Run free -g to display total and available memory in gigabytes.

$ free -g
              total        used        free      shared      buffers      cached
Mem:              3           2           1           0            0           1
-/+ buffers/cache:            0           2
Swap:             2           0           2

If the free command is not found, there are many alternatives: grep MemTotal: /proc/meminfo, vmstat -s -SM, top, or various GUI system information tools.

MapR does not recommend using the numad service, since it has not been tested and validated with MapR. Using numad can cause artificial memory constraints to be set which can lead to performance degradation under load. To disable numad:

  1. Stop the service by issuing the command service numad stop.
  2. Set the numad service not to start on reboot: chkconfig numad off

MapR does not recommend using overcommit because it may lead to the kernel memory manager killing processes to free memory, resulting in killed MapR processes and system instability. Set vm.overcommit_memory to 0:

  1. Edit the file /etc/sysctl.conf and add the following line: vm.overcommit_memory=0
  2. Save the file and run: sysctl -p
NOTE: You can try MapR out on non-production equipment, but under the demands of a production environment, memory needs to be balanced against disks, network and CPU.

Storage

MapR manages raw, unformatted devices directly to optimize performance and offer high availability. For data nodes, allocate at least 3 unmounted physical drives or partitions for MapR storage. MapR uses disk spindles in parallel for faster read/write bandwidth and therefore groups disks into sets of three.

WARNING: MapR requires a minimum of one disk or partition for MapR data. However, file contention for a shared disk decreases performance. In a typical production environment, multiple physical disks on each node are dedicated to the distributed file system, which results in much better performance.

Drive Configuration

Do not use RAID or Logical Volume Management with disks that will be added to MapR. While MapR supports these technologies, using them incurs additional setup overhead and can affect your cluster's performance. Due to the possible formatting requirements that are associated with changes to the drive settings, configure the drive settings prior to installing MapR.

If you have a RAID controller, configure it to run in HBA mode. For LSI MegaRAID controllers that do not support HBA, configure the following drive group settings for optimal performance:

Property (The actual name depends on the version) Recommended Setting
RAID Level RAID0
Stripe Size >=256K
Cache Policy or I/O Policy Cached IO or Cached
Read Policy Always Read Ahead or Read Ahead
Write Policy Write-Through
Disk Cache Policy or Drive Cache Disabled
NOTE: Enabling the Disk Cache policy can improve performance. However, MapR does not recommend enabling the Disk Cache policy because it increases the risk of data loss if the node loses power before the disk cache is committed to disk.

Minimum Disk Space

OS Partition.

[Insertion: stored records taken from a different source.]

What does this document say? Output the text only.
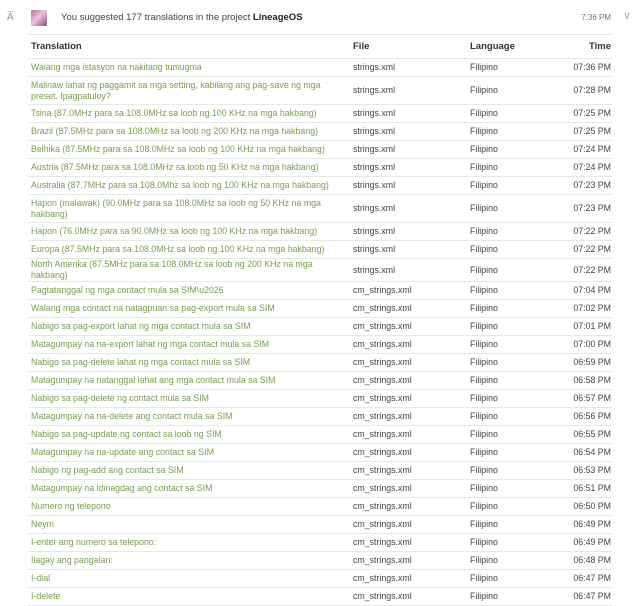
A̅	You suggested 177 translations in the project LineageOS	7:36 PM ∨
Translation	File	Language	Time
Walang mga istasyon na nakitang tumugma	strings.xml	Filipino	07:36 PM
Malinaw lahat ng paggamit sa mga setting, kabilang ang pag-save ng mga preset. Ipagpatuloy?	strings.xml	Filipino	07:28 PM
Tsina (87.0MHz para sa 108.0MHz sa loob ng 100 KHz na mga hakbang)	strings.xml	Filipino	07:25 PM
Brazil (87.5MHz para sa 108.0MHz sa loob ng 200 KHz na mga hakbang)	strings.xml	Filipino	07:25 PM
Belhika (87.5MHz para sa 108.0MHz sa loob ng 100 KHz na mga hakbang)	strings.xml	Filipino	07:24 PM
Austria (87.5MHz para sa 108.0MHz sa loob ng 50 KHz na mga hakbang)	strings.xml	Filipino	07:24 PM
Australia (87.7MHz para sa 108.0Mhz sa loob ng 100 KHz na mga hakbang)	strings.xml	Filipino	07:23 PM
Hapon (malawak) (90.0MHz para sa 108.0MHz sa loob ng 50 KHz na mga hakbang)	strings.xml	Filipino	07:23 PM
Hapon (76.0MHz para sa 90.0MHz sa loob ng 100 KHz na mga hakbang)	strings.xml	Filipino	07:22 PM
Europa (87.5MHz para sa 108.0MHz sa loob ng 100 KHz na mga hakbang)	strings.xml	Filipino	07:22 PM
North Amerika (87.5MHz para sa 108.0MHz sa loob ng 200 KHz na mga hakbang)	strings.xml	Filipino	07:22 PM
Pagtatanggal ng mga contact mula sa SIM\u2026	cm_strings.xml	Filipino	07:04 PM
Walang mga contact na natagpuan sa pag-export mula sa SIM	cm_strings.xml	Filipino	07:02 PM
Nabigo sa pag-export lahat ng mga contact mula sa SIM	cm_strings.xml	Filipino	07:01 PM
Matagumpay na na-export lahat ng mga contact mula sa SIM	cm_strings.xml	Filipino	07:00 PM
Nabigo sa pag-delete lahat ng mga contact mula sa SIM	cm_strings.xml	Filipino	06:59 PM
Matagumpay na natanggal lahat ang mga contact mula sa SIM	cm_strings.xml	Filipino	06:58 PM
Nabigo sa pag-delete ng contact mula sa SIM	cm_strings.xml	Filipino	06:57 PM
Matagumpay na na-delete ang contact mula sa SIM	cm_strings.xml	Filipino	06:56 PM
Nabigo sa pag-update ng contact sa loob ng SIM	cm_strings.xml	Filipino	06:55 PM
Matagumpay na na-update ang contact sa SIM	cm_strings.xml	Filipino	06:54 PM
Nabigo ng pag-add ang contact sa SIM	cm_strings.xml	Filipino	06:53 PM
Matagumpay na idinagdag ang contact sa SIM	cm_strings.xml	Filipino	06:51 PM
Numero ng telepono	cm_strings.xml	Filipino	06:50 PM
Neym	cm_strings.xml	Filipino	06:49 PM
I-enter ang numero sa telepono:	cm_strings.xml	Filipino	06:49 PM
Ilagay ang pangalan:	cm_strings.xml	Filipino	06:48 PM
I-dial	cm_strings.xml	Filipino	06:47 PM
I-delete	cm_strings.xml	Filipino	06:47 PM
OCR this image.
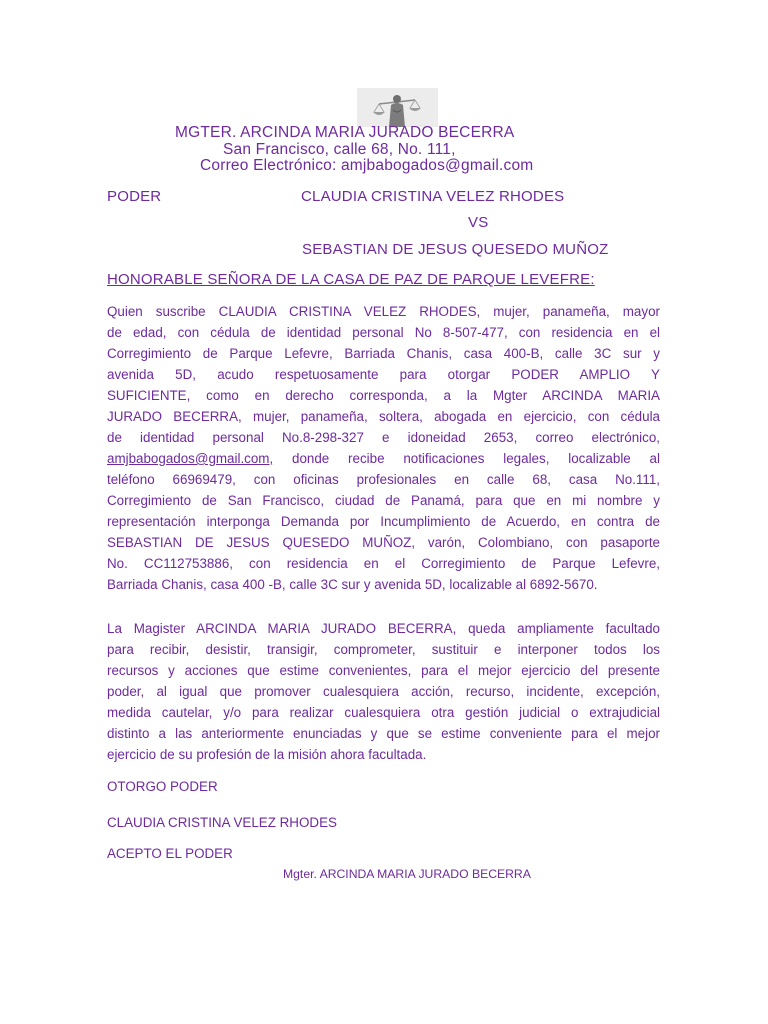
MGTER. ARCINDA MARIA JURADO BECERRA
San Francisco, calle 68, No. 111,
Correo Electrónico: amjbabogados@gmail.com
PODER	CLAUDIA CRISTINA VELEZ RHODES
VS
SEBASTIAN DE JESUS QUESEDO MUÑOZ
HONORABLE SEÑORA DE LA CASA DE PAZ DE PARQUE LEVEFRE:
Quien suscribe CLAUDIA CRISTINA VELEZ RHODES, mujer, panameña, mayor
de edad, con cédula de identidad personal No 8-507-477, con residencia en el
Corregimiento de Parque Lefevre, Barriada Chanis, casa 400-B, calle 3C sur y
avenida 5D, acudo respetuosamente para otorgar PODER AMPLIO Y
SUFICIENTE, como en derecho corresponda, a la Mgter ARCINDA MARIA
JURADO BECERRA, mujer, panameña, soltera, abogada en ejercicio, con cédula
de identidad personal No.8-298-327 e idoneidad 2653, correo electrónico,
amjbabogados@gmail.com, donde recibe notificaciones legales, localizable al
teléfono 66969479, con oficinas profesionales en calle 68, casa No.111,
Corregimiento de San Francisco, ciudad de Panamá, para que en mi nombre y
representación interponga Demanda por Incumplimiento de Acuerdo, en contra de
SEBASTIAN DE JESUS QUESEDO MUÑOZ, varón, Colombiano, con pasaporte
No. CC112753886, con residencia en el Corregimiento de Parque Lefevre,
Barriada Chanis, casa 400 -B, calle 3C sur y avenida 5D, localizable al 6892-5670.
La Magister ARCINDA MARIA JURADO BECERRA, queda ampliamente facultado
para recibir, desistir, transigir, comprometer, sustituir e interponer todos los
recursos y acciones que estime convenientes, para el mejor ejercicio del presente
poder, al igual que promover cualesquiera acción, recurso, incidente, excepción,
medida cautelar, y/o para realizar cualesquiera otra gestión judicial o extrajudicial
distinto a las anteriormente enunciadas y que se estime conveniente para el mejor
ejercicio de su profesión de la misión ahora facultada.
OTORGO PODER
CLAUDIA CRISTINA VELEZ RHODES
ACEPTO EL PODER
Mgter. ARCINDA MARIA JURADO BECERRA
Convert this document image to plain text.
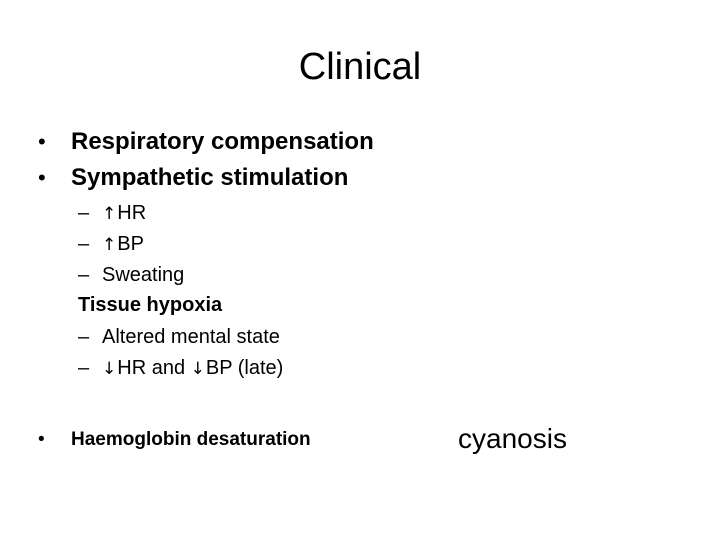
Clinical
• Respiratory compensation
• Sympathetic stimulation
– ↑HR
– ↑BP
– Sweating
Tissue hypoxia
– Altered mental state
– ↓HR and ↓BP (late)
• Haemoglobin desaturation	cyanosis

Provide at least 10 GB of free disk space on the operating system partition.

MapR-FS. Provide at least 8 GB of free disk space for MapR-FS.

Disk. Provide 10 GB of free disk space in the /tmp directory and 128 GB of free disk space in the /opt directory. Services, such as JobTracker and TaskTracker, use the /tmp directory. Files, such as logs and cores, use the /opt directory.

Swap space. Provide sufficient swap space for stability, 10% more than the node's physical memory, but not less than 24 GB and not more than 128 GB.

ZooKeeper. On ZooKeeper nodes, dedicate a partition, if practicable, for the /opt/mapr/zkdata directory to avoid other processes filling that partition with writes and to reduce the possibility of errors due to a full /opt/mapr/zkdata directory. This directory is used to store snapshots that are up to 64 MB. Since the four most recent snapshots are retained, reserve at least 500 MB for this partition. Do not share the physical disk where /opt/mapr/zkdata resides with any MapR File System data partitions to avoid I/O conflicts that might lead to ZooKeeper service failures.